The news has led to a huge backlash from fans with Gary Neville summing up the mood of many as the Manchester United legend and popular pundit slammed the plans as an ‘absolute joke’ and called for the Premier League’s big six to be severely punished for their plotting.

“It’s an absolute disgrace. Honestly, we have to wrestle back the power in this country from the clubs at the top of this league and that includes my club,” he raged.

“I’ve been calling for 12 months as part of an independent regulator to bring checks and balances in place to stop this from happening. It’s been pure greed. They’re imposters.

“The owners of this club, the owners of Liverpool, the owners of Chelsea, the owners of Manchester City. They are nothing to do with football in this country.

“There are 100 odd years of history in this country from fans who have loved these clubs and they need protecting, the fans need protecting.

“I’ve benefitted from football hugely, I’ve made money out of football, I invest money to a football club. I’m not against money in football, but the principles and ethos of fair competition are part of the game so if Leicester win the league they go into the Champions League.

“Manchester United aren’t even in the Champions League. Arsenal aren’t in the Champions League, you watched them earlier today and they were a shambles of a football club at the moment.

“Tottenham aren’t in the Champions League and they want a god-given right to be in there? It’s an absolute joke and the time has come now for an independent regulator to stop these clubs having a power base. Enough is enough.

“Dock them points. Put them bottom of the league and take the money off them. You have got to stamp on this.

“It’s criminal. It’s a criminal act against football fans in this country. Make no mistake about it, this is the biggest sport in the world, this is the biggest sport in this country and it’s a criminal act against the fans as simple as that.”

A host of huge names in football have spoken out against the plans, including Rio Ferdinand, Sir Alex Ferguson and Gary Neville

A host of huge names in football have spoken out against the plans, including Rio Ferdinand, Sir Alex Ferguson and Gary Neville

Neville’s former United teammate Ferdinand added: “This is, for me, a war on football.

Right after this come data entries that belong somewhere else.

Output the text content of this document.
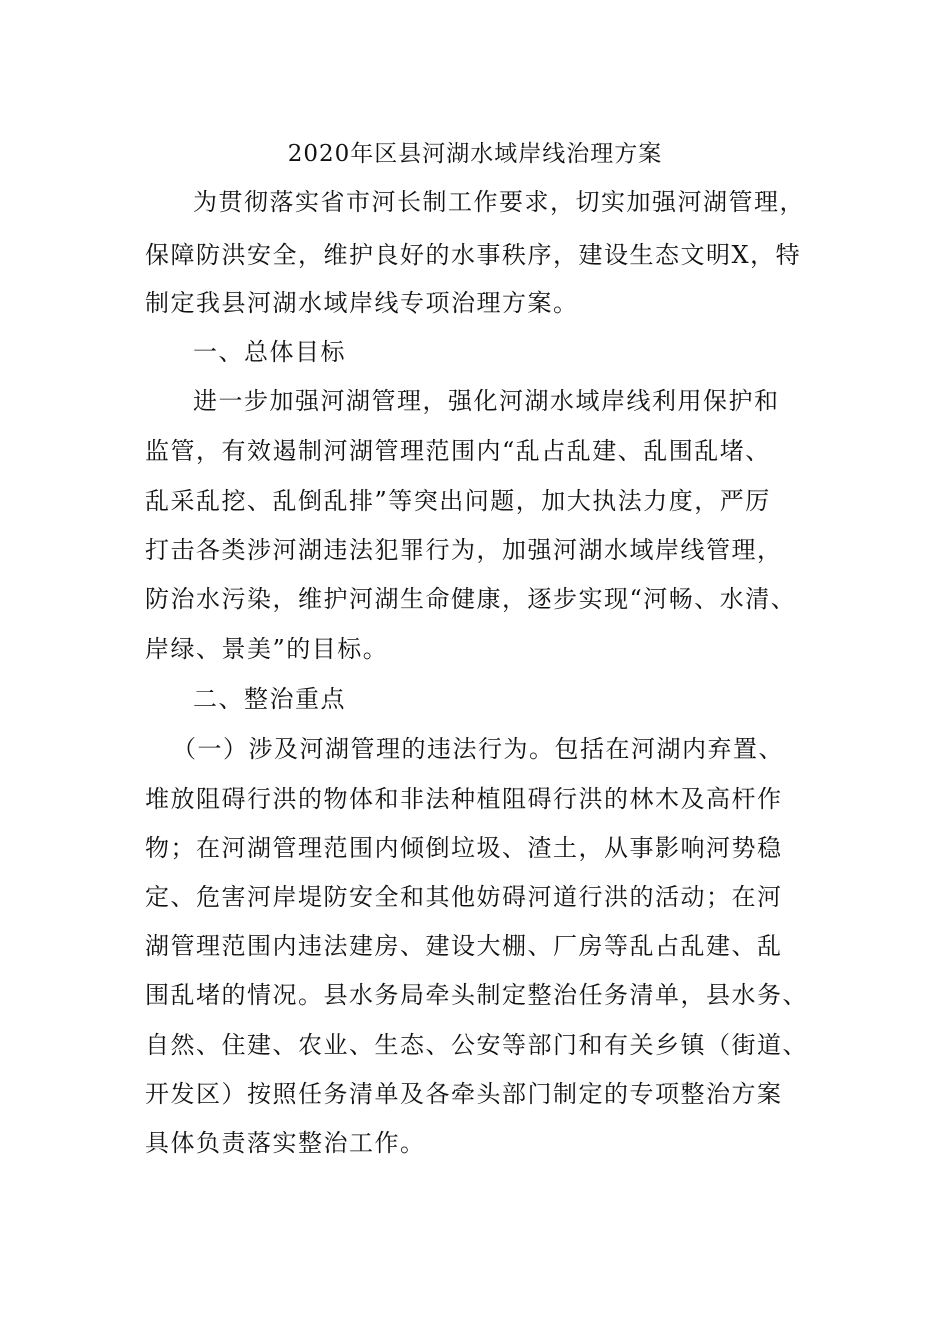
2020年区县河湖水域岸线治理方案
为贯彻落实省市河长制工作要求，切实加强河湖管理，
保障防洪安全，维护良好的水事秩序，建设生态文明X，特
制定我县河湖水域岸线专项治理方案。
一、总体目标
进一步加强河湖管理，强化河湖水域岸线利用保护和
监管，有效遏制河湖管理范围内“乱占乱建、乱围乱堵、
乱采乱挖、乱倒乱排”等突出问题，加大执法力度，严厉
打击各类涉河湖违法犯罪行为，加强河湖水域岸线管理，
防治水污染，维护河湖生命健康，逐步实现“河畅、水清、
岸绿、景美”的目标。
二、整治重点
（一）涉及河湖管理的违法行为。包括在河湖内弃置、
堆放阻碍行洪的物体和非法种植阻碍行洪的林木及高杆作
物；在河湖管理范围内倾倒垃圾、渣土，从事影响河势稳
定、危害河岸堤防安全和其他妨碍河道行洪的活动；在河
湖管理范围内违法建房、建设大棚、厂房等乱占乱建、乱
围乱堵的情况。县水务局牵头制定整治任务清单，县水务、
自然、住建、农业、生态、公安等部门和有关乡镇（街道、
开发区）按照任务清单及各牵头部门制定的专项整治方案
具体负责落实整治工作。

It’s a disgrace, it’s embarrassing and goes against everything football is about.

“It’s a closed shop for these bigwigs and it’s completely and utterly only about one thing and that’s money. The rich getting richer and the others not even being considered.

“How they’ve got the audacity to do it in the climate we’re in at the moment… the pandemic around the world. People are struggling all over the world, and this lot…colluding with this idea that they’ve hatched – and to break it like this.

“The element of being anti-competitive goes against everything football is about. It screams (that) these people have no idea what football’s about. It’s purely a business transaction. The people who make this game special are not being considered.”

Legendary former United manager Ferguson, meanwhile, also hit out at the proposals.

‘Talk of a Super League is a move away from 70 years of European club football,” he said.

“Both as a player for a provincial team Dunfermline in the 60s and as a manager at Aberdeen winning the European Cup Winners’ Cup, for a small provincial club in Scotland it was like climbing Mount Everest.

“Everton are spending £500 million to build a new stadium with the ambition to play in Champions League. Fans all over love the competition as it is.

“In my time at United, we played in four Champions League finals and they were always the most special of nights.”